As a man, I must say this surely is an eye opening article. I’d like to thank you colleen for bringing this up and I’d like to thank Gina Rose for her brilliant ideas and opinion. And Ms. Carmen, I sure am looking forward to your reply and ideas as well. I’ll be voicing my concerns shortly, about the unjust social trends that plague the truth of gender equality. A Man and woman were always meant to be an equal, harmonious and beautiful pair. Why isn’t this so? What can trigger a change? I’ll get back at ya soon 🙂
– Blessings, Peace and Love 🙂
– Jai
Actually, I have my own theory why strong women end up with often manipulative, weak or crazy men. I’ll get back to you 😉
I don’t sympathize with most of this article, but this one part really stood out to me:
“Successful women are often conscious of being too masculine at work, and so they work overtime to be the opposite at home. Strong women give and give, and are aware that time is ticking. They don’t have time to go and find a new mate, because routine is so much easier than ending up solo.”
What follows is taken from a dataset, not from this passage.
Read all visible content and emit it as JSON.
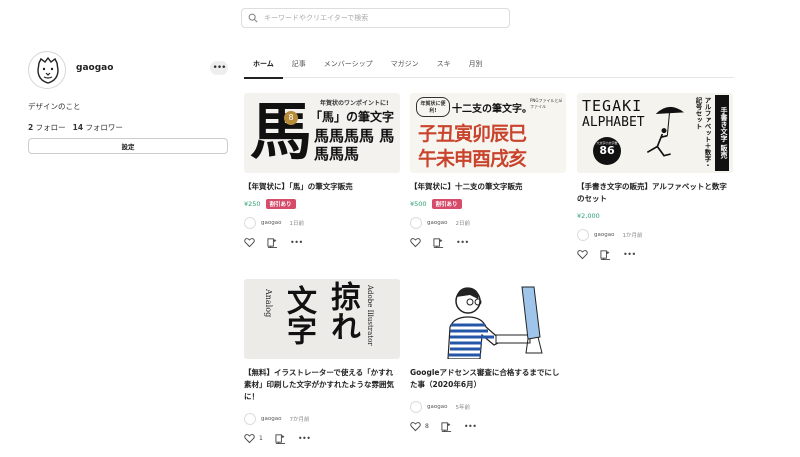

I’ve noticed many strong women, sometimes myself included, try to over-compensate in their personal life by being more nurturing. To some degree, I think it’s good to turn on a softer side. It’s something that can get get lost in the work shuffle, however, there is a fine line. If you go too far, you start denying your true self and feelings and not see red flags.
and PS…..
The truly powerful,self-confident,emotionally healthy, smart woman would never even consider a ” Drama King ” as a life mate/partner…….they are way too selective in their choice of male partner and do not have the time, or desire, to lower their standards and cater to a drama king.
Blessed Be )O(
Gina Rose ext.9500
I would love to read more male viewpoints in this blog……guys, if you are out there reading this….please speak up!!!!! and tell all the women out there reading this…. what are the qualities, in a woman, you are looking for in terms of creating a good, long term loving relationship.
Hi,
I think that women SHOULD drop the NEED for men…….but NOT the DESIRE for a man and a good, healthy relationship. There is a huge difference between need and desire.
I’m about as indeoendent a woman as can be, and I’m over 50 years of age….. ….I was the first woman to manage a male dominated company in a male dominated field, and the youngest, male or female, to climb that ladder so high, or so fast.
But I’m NOT a man-hater, nor do I believe in male bashing…..my best friends are male…..and I read for many male clients as well.
However…..I do believe that women need to realize their own strengths and power…..a man in your life cannot make you a ” whole ” person……only you can .
A man should not ” complete ” you……rather a man/partner should be a compliment to you….and vica-a-versa. You come into this world alone….on your own individual Karmic path/journey…..you are leaving this world the same way.
Times are a changin’ !!!!!!
I think that women need to start viewing men as team-mates and life partners……not as knights on white horses sent to them to support them, rescue them, and care for their every need in order to feel ” whole and complete”……the job of feeling whole and complete is up to each individual, that responsibility should rest on the individuals’ shoulders…..not on your partners’ shoulders.